Monday , December 17 2018

‘Anti-halal’ crackdown in Xinjiang – China

China revises anti-terror rules

BEIJING, Oct 10, (Agencies): Anti-terror efforts in controversial “reeducation centres” in China’s Xinjiang region will be governed by new standardised rules, as international criticism mounts over the detention of as many one million in the restive far west.

The revised rules, passed Tuesday, call on local governments to tackle terrorism by establishing “vocational education centres” that will carry out the “educational transformation of people who have been influenced by extremism.” The centres should teach Mandarin Chinese, legal concepts and vocational training, and carry out “thought education,” according to a copy of the rules posted on the regional government’s web site.

As many as a million people are believed to have been detained in extra-judicial detention centres in Xinjiang as authorities there seek to battle what they describe as religious extremism, separatism and terrorism. A previous version of the rules issued in March 2017 included a long list of prohibitions on religious behaviour including wearing long beards and veils.
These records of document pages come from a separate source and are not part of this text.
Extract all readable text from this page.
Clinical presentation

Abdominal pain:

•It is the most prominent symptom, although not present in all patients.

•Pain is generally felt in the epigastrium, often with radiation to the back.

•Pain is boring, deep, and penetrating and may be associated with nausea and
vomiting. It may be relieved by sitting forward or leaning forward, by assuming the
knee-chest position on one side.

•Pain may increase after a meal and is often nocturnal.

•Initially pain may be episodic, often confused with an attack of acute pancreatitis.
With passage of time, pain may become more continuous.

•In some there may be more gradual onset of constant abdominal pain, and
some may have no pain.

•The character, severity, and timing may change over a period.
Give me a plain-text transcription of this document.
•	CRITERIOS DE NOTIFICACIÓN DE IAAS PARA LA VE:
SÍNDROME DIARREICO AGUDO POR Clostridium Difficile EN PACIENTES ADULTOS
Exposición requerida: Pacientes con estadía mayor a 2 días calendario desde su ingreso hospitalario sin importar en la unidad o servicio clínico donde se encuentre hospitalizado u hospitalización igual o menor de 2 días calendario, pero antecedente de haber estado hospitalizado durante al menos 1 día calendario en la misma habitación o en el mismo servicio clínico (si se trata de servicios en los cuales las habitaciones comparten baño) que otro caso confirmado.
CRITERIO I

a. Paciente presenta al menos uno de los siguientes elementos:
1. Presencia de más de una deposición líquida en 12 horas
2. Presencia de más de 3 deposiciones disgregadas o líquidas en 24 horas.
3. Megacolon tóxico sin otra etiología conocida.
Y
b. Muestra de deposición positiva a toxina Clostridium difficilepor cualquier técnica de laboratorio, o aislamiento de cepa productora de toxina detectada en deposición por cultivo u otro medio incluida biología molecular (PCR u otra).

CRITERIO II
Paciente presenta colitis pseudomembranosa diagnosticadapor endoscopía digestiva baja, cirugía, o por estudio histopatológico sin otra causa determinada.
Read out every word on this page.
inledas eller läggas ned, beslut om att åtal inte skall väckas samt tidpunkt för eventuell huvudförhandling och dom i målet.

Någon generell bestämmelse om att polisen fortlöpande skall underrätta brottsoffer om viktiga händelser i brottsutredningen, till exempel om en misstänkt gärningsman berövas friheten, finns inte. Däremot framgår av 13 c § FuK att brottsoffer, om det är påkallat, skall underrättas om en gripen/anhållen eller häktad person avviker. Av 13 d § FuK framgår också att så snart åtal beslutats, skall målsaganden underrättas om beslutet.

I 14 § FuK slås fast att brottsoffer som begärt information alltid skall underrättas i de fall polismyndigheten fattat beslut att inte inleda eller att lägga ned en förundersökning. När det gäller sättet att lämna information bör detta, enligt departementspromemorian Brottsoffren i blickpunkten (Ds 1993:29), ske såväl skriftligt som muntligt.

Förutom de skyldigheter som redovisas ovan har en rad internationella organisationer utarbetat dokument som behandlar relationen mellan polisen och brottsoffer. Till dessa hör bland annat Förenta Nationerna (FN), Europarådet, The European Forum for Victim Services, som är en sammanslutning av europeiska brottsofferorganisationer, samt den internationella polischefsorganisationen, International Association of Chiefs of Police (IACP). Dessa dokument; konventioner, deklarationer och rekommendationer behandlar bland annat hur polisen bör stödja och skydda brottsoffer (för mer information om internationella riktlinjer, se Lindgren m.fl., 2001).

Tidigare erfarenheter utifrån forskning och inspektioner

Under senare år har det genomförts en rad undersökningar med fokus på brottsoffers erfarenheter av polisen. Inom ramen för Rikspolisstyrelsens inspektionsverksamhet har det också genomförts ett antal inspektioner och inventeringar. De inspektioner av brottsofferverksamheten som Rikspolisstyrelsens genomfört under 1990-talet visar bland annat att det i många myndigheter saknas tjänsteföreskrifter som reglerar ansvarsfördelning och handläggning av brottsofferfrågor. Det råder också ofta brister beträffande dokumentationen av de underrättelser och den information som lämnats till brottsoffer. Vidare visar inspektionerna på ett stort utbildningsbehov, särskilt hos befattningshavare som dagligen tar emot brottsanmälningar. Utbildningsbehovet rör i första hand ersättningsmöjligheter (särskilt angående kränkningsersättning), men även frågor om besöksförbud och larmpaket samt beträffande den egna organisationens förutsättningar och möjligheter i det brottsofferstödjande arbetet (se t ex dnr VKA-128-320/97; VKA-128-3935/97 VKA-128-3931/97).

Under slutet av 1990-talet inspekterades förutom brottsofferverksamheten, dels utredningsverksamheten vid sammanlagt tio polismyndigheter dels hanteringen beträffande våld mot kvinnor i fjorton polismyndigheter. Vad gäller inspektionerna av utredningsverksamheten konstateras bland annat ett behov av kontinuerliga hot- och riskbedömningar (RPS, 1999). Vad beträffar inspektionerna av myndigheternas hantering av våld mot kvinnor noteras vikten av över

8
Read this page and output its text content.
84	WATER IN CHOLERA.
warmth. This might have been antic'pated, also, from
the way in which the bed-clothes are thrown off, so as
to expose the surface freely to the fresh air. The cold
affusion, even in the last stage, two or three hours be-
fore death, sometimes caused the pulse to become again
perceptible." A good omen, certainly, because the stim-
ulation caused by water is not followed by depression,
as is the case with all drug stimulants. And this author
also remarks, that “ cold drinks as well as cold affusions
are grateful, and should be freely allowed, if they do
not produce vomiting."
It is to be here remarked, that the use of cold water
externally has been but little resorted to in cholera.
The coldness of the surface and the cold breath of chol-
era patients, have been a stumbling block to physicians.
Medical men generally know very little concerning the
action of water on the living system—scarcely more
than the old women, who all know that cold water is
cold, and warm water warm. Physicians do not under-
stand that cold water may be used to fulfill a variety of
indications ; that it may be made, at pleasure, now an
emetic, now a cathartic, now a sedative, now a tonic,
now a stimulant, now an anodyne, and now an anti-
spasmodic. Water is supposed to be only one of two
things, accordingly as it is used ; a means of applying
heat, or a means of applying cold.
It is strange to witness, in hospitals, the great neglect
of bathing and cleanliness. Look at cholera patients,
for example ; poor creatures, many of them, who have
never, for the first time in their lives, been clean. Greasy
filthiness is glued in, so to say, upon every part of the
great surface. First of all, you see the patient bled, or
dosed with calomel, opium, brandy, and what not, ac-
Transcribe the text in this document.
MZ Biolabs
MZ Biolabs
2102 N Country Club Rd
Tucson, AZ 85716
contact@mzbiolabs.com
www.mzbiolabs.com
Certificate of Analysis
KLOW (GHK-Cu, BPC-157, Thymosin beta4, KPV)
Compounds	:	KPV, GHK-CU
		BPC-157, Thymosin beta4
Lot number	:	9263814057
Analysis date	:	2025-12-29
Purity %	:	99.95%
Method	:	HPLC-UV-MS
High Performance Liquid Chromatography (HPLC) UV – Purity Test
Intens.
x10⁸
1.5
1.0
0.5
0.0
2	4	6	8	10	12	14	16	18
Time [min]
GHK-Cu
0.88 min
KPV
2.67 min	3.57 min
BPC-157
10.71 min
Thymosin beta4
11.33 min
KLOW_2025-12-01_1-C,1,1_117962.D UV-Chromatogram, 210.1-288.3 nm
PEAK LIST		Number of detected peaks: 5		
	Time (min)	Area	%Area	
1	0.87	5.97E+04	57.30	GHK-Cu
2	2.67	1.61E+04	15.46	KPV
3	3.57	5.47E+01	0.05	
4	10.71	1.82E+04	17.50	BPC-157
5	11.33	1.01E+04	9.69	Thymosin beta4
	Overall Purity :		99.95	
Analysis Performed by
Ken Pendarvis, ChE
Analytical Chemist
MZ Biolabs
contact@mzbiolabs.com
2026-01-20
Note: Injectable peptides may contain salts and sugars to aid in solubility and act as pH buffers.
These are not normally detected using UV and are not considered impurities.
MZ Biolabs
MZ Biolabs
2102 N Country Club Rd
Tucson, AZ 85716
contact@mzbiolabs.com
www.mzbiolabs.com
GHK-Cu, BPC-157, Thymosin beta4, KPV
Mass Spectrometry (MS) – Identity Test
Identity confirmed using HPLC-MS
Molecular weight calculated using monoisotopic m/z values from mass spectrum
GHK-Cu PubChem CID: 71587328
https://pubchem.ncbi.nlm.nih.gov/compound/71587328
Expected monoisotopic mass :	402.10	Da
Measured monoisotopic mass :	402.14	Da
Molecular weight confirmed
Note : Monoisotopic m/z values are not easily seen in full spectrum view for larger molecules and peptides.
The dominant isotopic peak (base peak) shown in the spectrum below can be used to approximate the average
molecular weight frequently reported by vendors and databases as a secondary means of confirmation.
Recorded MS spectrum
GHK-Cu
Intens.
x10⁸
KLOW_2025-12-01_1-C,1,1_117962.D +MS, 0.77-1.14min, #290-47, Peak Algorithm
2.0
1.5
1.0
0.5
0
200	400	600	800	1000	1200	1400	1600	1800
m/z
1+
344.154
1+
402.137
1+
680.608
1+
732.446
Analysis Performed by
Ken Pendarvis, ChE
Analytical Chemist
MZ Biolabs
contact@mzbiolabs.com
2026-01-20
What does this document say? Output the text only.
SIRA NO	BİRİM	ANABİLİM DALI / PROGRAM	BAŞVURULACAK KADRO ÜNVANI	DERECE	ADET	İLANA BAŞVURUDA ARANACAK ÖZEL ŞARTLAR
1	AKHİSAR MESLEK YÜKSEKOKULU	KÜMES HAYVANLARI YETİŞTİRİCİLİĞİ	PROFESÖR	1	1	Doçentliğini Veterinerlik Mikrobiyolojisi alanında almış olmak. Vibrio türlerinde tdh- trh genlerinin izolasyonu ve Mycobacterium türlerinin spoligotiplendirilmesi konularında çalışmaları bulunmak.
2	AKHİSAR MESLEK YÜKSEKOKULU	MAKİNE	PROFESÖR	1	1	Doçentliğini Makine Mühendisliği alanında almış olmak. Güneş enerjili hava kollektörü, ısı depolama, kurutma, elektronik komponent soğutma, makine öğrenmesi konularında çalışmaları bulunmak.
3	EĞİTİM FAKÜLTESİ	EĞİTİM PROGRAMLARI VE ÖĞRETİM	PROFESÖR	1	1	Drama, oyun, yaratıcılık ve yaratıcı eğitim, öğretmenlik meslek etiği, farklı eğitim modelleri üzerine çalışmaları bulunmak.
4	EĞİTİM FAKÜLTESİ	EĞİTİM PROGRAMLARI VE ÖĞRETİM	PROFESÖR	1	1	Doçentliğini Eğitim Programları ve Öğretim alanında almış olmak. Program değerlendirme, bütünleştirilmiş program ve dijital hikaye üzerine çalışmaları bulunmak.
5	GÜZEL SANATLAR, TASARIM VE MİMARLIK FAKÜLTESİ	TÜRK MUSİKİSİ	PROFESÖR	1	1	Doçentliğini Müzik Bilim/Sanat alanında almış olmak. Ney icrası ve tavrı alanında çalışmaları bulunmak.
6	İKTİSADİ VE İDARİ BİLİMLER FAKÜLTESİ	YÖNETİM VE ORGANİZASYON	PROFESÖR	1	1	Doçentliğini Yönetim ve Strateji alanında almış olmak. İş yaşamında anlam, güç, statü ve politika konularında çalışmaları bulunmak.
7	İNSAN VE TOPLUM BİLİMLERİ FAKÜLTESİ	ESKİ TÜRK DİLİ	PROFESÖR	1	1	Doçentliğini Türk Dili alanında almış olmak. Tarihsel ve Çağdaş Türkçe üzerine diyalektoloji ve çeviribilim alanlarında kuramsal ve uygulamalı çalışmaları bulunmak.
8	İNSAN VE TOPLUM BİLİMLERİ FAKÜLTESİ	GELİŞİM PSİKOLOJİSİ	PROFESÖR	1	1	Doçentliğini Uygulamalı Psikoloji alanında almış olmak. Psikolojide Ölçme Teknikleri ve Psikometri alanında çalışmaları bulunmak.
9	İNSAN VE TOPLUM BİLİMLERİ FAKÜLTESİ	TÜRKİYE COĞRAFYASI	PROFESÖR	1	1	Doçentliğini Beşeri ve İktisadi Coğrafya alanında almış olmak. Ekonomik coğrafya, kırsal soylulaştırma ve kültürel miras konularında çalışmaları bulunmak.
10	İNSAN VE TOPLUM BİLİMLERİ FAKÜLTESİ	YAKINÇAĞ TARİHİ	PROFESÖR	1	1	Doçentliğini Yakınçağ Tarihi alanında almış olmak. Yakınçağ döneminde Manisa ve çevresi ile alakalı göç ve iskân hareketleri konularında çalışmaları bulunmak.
It also encouraged local governments to engage in “educational transformation”, a term critics have described as a euphemism for brainwashing.

The detentions have mostly focused on the region’s Muslim minorities, especially the Uighurs, a Turkic ethnic group that make up around half of Xinjiang’s population of 22 million.

Meanwhile, Chinese authorities also launched a campaign against halal products in the name of fighting extremism in the capital of Xinjiang, the fractious northwest region where Muslims are facing a raft of religious restrictions.

Beijing has in recent years launched a security crackdown in Xinjiang against what it calls separatist elements, and a UN report has cited estimates that up to one million ethnic Uighurs and other Muslim minorities are held in extra-judicial, political re-education camps. Halal – Arabic for “permissible” – refers to a set of rules guiding Muslims on what is allowed according to the religion. It is frequently applied to food and drinks but also includes other personal hygiene products like toothpaste and cosmetics.